Wednesday, November 3, 2010

Nobel Prize 2010

Peter Diamond and two others were awarded the Nobel Prize for finding that “Most real-world transactions involve various forms of impediments to trade or ‘frictions.’” I thought we already knew that. The Swedish Academy notes that “The question of why unemployment exists and what can and should be done about it is one of the most central issues in economics. Labor markets do not appear to ‘clear’: there are jobless workers who search for work (unemployment) and firms that look for workers (vacancies). It has proven a challenge to formulate a fully specified equilibrium model that generates both unemployment and vacancies.”
The millions of unemployed today must be very grateful that this model has been created! Frictional unemployment is certainly not the problem of today. Diamond is applauded for showing that with friction the only equilibrium is the monopoly price. A surprising finding according to the Academy. This is the conventional plaything of conventional economics--all our problems are due to inefficiencies. Diamond “found” that some workers create externalities for other workers by searching too hard--shame on them!

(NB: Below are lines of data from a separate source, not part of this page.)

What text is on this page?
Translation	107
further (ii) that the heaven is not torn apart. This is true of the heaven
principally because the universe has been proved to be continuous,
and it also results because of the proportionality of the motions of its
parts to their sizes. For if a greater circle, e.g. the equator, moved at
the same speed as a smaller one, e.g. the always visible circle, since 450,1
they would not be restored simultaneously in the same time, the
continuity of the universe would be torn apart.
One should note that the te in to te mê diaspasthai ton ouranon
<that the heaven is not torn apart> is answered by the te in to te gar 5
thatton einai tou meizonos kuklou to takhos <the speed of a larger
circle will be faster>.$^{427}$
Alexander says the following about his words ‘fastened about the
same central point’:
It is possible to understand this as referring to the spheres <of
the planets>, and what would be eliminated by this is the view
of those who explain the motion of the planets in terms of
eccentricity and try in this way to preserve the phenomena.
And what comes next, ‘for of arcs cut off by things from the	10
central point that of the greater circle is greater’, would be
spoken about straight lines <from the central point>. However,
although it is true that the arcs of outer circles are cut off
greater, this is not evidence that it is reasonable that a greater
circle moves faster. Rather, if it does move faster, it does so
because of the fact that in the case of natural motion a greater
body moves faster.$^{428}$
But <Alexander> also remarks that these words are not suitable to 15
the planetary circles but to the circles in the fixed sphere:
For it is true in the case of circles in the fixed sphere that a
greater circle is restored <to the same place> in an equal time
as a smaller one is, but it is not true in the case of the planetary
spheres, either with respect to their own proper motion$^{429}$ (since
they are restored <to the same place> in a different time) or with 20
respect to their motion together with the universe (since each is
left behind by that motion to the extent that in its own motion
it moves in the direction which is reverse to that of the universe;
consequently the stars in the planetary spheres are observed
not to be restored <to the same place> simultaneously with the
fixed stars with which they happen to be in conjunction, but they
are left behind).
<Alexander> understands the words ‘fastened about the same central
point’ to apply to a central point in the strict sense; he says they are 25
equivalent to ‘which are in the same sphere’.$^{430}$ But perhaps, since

The Academy notes that optimal search behavior involves a reservation wage, at which a worker is indifferent between accepting a job and remaining unemployed. “The reservation wage is thus set so as to equate the value of unemployment, whose immediate return is any unemployment benefit the worker receives, to the resent discounted value of future wage incomes from the job, which involves the likelihood of keeping the job, the interest rate by which the future earnings are discounted, and any expected wage movements on the job.” I’m sure the unemployed will be glad to learn that this is what they are doing. Why is it that many models turn out to blame the worker for their problems and/or the government being too generous with unemployment benefits?
I would give a prize to anyone with insight into labor markets with fluctuating demand for consumer goods. To do this would require economists to get out of their armchairs and talk to people, both labor and management. Have these people ever visited a state unemployment office with its lines of people looking for work or long lines at any employer advertising hires. Then they might truly discover (not deduce) how expectations work and vicious cycles of lower consumer demand leading to laying off workers, to further decline in income and consumer demand. It is time to study institutions and behavior and quit worrying about blackboard mechanical equilibrium models. These models don’t “find” anything, but are just inevitable deductions from the framework used to create them.